Last time I talked about the brain’s negativity bias, the innate tendency of our primitive threat systems to focus on problems and dangers (both imagined and real). But our brains are also equipped with reward centers, also relatively primitive, which focus on short-term gratification and basic pleasures, such as eating, drinking, and having sex.
These centers routinely lie and mislead us about our desires in four ways. First, they overestimate the amount of satisfaction we’ll derive from getting what we want. Second, they overestimate how much suffering and discomfort we’ll experience if we don’t get it. Third, because they focus on short-term gratification, they routinely overestimate the costs of things that are good for you, such as: exercise, resisting the pull of addictions, or setting aside your own position to empathize with someone else’s. Fourth, they aren’t very good at distinguishing between needs and wants, so they create a sense of urgency indiscriminately about all sorts of things that don’t contribute to our survival or well-being, such as consuming sugar and intoxicants; acquiring the latest consumer goods; looking for love in all the wrong places; pounding home one’s point; or fighting to win every argument in a relationship.
We can say that the human brain functions unconsciously on the basic philosophical assumption of hedonism – that happiness results from gratifying our immediate desires. What I find interesting here is that one point on which all of the world’s wisdom traditions seem to agree is that this common sense idea is completely wrong – they all say that the pursuit of happiness through gratifying desires is actually the greatest obstacle to finding it.
It’s easy to see why this is true. When we are occupied all day long with pursuing our desires, we devalue the present and constantly lean into the future. Even when we do get what we want, our satisfaction inevitably evaporates, because everything is in constant change. Consequently, we live with a background sense of frustration, dissatisfaction, and unease, and we’re prone to feel disappointed, thwarted, and driven. But because we believe that pursuing what we want will relieve these pains, we crave and cling all the more – not understanding that these are the very habits that are causing our suffering in the first place. All of this is rooted in our biology. The pleasure and pain circuits of the brain evolved to manipulate our ancestors into doing things for their survival by overselling them about apparent sources of pleasure and overly alarming them about apparent risks. Your brain routinely lies to you, promising more pleasure and threatening more pain than you will actually experience.

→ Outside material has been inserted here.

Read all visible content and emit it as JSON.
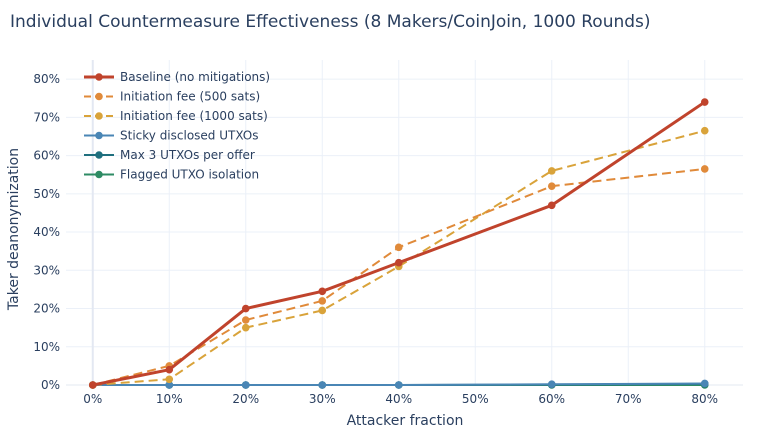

Fortunately, we aren’t condemned to be slaves of the wanting mind, because we’ve also evolved a cerebral cortex which can observe and reflect on the whole process and alter our responses to it. We loosen the grip of wanting by using our capacity for self-reflection to see through the brain’s distortions: to observe the ways in which desiring itself feels subtly tense and uncomfortable; to notice the frequent discrepancy between the pleasures we expected to get from fulfilling a desire, and what it actually feels like to fulfill it. We can reflect on the costs of pursuing the things we want, and the costs of trying to avoid some of the actually beneficial things we don’t want. Finally, we can remember that, since every pleasant experience must inevitably end, it isn’t possible to find permanent happiness through fulfilling wants.
The key to real happiness in life is to pursue life-affirming desires with enthusiasm and skill, but without falling into the trap of being driven by them – to pursue satisfactions without craving and clinging, without demanding that they continue, and without panicking or feeling victimized when we don’t get what we want. When we aren’t conned by the brain’s lies, it becomes possible to hold our wants more lightly. And when we can do this, surprisingly, we find a sense of contentment and well-being that is always in the background of our experience, but which is subtle and easily overlooked when we’re preoccupied with the noise of the wanting mind.